Lab-grown chicken is pecking at the door of grocery stores as the U.S. Food and Drug Administration greenlighted its first step to market approval. Upside Foods is on its way to being the first company to complete the regulatory process.

The California-based company grows real chicken meat in labs from cells — sparing chickens bleak caged lives and eventual slaughter. Instead, as Upside Foods puts it, “We take a small sample of healthy chicken cells. We place it in a nutrient-rich environment and allow it to grow into pure clean meat, ready to cook and enjoy.”

Related: New facility to create 400,000 pounds of lab-grown meat a year

But the powers-that-be need convincing about this new technology, which can freak out vegans and meat eaters alike. The U.S. Department of Agriculture Food Safety and the FDA knew which way the barnyard wind was blowing, so they worked together in 2019 to develop a formal regulatory process for emerging lab-grown meats. In this arrangement, the FDA regulates the cell culturing portion of the process, then the USDA-FSIS takes over to oversee the cell processing post-harvest and subsequent steps.

“The FDA’s pre-market consultation with the firm included an evaluation of the firm’s production process and the cultured cell material made by the production process, including the establishment of cell lines and cell banks, manufacturing controls and all components and inputs,” the FDA noted in a statement. “The voluntary pre-market consultation is not an approval process. Instead, it means that after our careful evaluation of the data and information shared by the firm, we have no further questions at this time about the firm’s safety conclusion.”
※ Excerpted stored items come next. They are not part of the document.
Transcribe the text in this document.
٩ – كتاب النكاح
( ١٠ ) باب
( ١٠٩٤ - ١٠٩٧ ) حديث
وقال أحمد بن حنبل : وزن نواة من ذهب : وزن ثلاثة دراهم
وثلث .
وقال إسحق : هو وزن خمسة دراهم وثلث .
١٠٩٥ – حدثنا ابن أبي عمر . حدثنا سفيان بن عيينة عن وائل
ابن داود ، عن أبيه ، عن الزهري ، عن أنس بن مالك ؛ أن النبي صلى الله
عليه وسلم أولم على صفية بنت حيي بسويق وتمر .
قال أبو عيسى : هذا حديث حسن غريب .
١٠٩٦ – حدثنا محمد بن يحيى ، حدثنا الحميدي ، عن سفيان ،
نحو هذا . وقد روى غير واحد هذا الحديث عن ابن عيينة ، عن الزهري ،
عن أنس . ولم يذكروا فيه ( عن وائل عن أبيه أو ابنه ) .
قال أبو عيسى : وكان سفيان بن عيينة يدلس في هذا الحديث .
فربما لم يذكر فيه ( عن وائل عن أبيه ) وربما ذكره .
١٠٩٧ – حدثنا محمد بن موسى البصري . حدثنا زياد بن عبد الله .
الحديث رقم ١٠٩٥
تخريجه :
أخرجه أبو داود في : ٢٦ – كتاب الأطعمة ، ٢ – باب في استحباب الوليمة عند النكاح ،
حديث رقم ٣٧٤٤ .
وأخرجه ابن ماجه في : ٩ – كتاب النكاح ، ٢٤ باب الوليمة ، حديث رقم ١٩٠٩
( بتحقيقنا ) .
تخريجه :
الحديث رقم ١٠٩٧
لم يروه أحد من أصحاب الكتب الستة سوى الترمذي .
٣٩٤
An important first step. With many more steps to follow. So don’t rush to the supermarket chicken aisle just yet. So far, the world’s only lab-grown meat approved by a regulatory body for commercial sales is a chicken product sold in Singapore. But with many cellular agriculture startups working on slaughter-free meat, we can expect more to tackle the regulatory process soon.

“This is a watershed moment in the history of food,” said Upside Foods CEO Dr. Uma Valeti, as reported by New Atlas. “This milestone marks a major step towards a new era in meat production, and I’m thrilled that U.S. consumers will soon have the chance to eat delicious meat that’s grown directly from animal cells.”